Hayward Gay Prom
- Date: 1995; 31 years ago
- Duration: Annual
- Location: Hayward, California, United States;
- Theme: LGBT youth dance
- Organized by: Ken Athey

= Hayward Gay Prom =

LGBT youth event in Hayward, California

The Hayward Gay Prom is an annual "anti-prom" for LGBTQ youth founded in 1995 in Hayward, California, United States.

==History==
One of the oldest running gay proms in the United States, it was founded in 1995 by Ken Athey and Project Eden/Lambda Youth, a local LGBT youth mental health organization. It was initially held at Centennial Hall and currently at Chabot College.
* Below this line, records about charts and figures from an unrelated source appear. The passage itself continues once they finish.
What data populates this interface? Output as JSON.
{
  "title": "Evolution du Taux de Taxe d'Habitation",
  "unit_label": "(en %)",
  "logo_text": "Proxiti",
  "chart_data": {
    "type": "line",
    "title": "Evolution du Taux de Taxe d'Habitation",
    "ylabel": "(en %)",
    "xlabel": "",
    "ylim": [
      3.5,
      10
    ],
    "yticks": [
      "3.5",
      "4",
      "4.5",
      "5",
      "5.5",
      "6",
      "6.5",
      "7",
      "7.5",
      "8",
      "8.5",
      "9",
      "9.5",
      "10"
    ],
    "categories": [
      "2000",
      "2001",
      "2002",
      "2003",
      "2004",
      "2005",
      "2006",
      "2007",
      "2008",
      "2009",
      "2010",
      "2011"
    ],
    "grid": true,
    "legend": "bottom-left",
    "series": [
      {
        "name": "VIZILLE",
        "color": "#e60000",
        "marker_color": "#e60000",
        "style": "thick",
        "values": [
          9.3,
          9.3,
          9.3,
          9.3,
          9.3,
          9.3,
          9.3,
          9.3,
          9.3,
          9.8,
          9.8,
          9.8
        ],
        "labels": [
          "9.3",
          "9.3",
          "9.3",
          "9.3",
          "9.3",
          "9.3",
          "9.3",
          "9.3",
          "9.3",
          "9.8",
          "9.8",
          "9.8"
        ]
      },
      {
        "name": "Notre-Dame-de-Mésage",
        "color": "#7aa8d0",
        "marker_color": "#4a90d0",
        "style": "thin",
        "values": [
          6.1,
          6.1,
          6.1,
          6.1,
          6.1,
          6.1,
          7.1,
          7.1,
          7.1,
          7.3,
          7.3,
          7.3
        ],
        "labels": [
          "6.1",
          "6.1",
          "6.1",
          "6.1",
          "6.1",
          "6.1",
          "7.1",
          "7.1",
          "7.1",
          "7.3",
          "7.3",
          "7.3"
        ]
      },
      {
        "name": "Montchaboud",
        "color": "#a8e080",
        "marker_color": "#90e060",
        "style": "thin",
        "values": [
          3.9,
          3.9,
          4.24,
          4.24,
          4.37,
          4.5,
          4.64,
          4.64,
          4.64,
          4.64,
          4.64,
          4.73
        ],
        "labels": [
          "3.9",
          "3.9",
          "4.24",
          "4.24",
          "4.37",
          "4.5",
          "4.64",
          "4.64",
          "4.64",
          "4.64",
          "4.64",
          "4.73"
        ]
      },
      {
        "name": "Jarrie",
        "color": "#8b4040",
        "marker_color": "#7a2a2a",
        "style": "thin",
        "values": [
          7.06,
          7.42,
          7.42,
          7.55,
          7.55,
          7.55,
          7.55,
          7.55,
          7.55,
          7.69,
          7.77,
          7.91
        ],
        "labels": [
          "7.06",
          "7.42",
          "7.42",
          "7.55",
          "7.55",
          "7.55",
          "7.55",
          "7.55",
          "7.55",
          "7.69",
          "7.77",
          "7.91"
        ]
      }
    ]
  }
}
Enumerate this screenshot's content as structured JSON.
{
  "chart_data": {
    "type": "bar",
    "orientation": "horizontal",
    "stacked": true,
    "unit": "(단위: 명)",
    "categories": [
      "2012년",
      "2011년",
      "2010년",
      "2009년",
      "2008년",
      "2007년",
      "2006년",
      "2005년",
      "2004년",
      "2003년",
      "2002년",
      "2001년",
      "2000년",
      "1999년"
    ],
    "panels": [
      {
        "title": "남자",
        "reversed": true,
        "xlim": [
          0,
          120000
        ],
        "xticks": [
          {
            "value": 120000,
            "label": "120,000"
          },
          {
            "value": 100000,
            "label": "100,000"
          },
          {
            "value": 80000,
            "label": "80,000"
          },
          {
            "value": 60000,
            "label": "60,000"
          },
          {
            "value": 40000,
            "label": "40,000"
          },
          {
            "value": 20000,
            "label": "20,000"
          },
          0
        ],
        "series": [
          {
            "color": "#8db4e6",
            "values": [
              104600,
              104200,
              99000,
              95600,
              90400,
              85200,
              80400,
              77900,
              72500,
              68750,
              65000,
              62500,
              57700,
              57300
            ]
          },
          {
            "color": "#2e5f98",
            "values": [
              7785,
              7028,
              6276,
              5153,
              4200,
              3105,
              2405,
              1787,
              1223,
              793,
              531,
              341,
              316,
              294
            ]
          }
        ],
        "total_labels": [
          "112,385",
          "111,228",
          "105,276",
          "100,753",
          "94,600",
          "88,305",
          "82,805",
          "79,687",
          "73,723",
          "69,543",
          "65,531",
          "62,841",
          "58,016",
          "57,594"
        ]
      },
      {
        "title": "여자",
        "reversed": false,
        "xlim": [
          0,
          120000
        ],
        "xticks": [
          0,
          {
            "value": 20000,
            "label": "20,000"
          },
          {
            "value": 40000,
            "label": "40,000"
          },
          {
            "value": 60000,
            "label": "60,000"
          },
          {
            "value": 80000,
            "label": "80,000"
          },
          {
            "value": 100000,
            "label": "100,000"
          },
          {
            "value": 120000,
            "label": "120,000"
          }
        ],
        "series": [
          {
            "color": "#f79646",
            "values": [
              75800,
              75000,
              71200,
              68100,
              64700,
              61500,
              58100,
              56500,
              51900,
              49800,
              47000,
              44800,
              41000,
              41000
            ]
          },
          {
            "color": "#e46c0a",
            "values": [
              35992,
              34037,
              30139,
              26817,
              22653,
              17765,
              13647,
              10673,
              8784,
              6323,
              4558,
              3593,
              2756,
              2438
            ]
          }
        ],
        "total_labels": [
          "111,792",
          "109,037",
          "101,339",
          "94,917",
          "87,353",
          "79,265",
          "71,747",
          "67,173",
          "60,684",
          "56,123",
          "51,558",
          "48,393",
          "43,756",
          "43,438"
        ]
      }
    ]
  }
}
Students from 14 to 20 years old may attend the event. Local LGBTQ organizations provide support and conduct outreach, and parents are encouraged to attend and support their children. In 2014, the director for Project Eden predicted more than 300 youth would attend, stating:[Gay prom] is needed because the young people need a place to go to where they feel safe and accepted.A documentary film on the prom, Now We Can Dance: The Story of the Hayward Gay Prom, was created and shown at the 2013 San Francisco International LGBT Film Festival.

==Controversy==
Since its inception the event has attracted violent protest and bomb threats, requiring police and community protection. Attendees have been subject to harassment by teachers and other students due to their participation. After moving to Chabot College the number of protesters eventually declining to zero in 2014.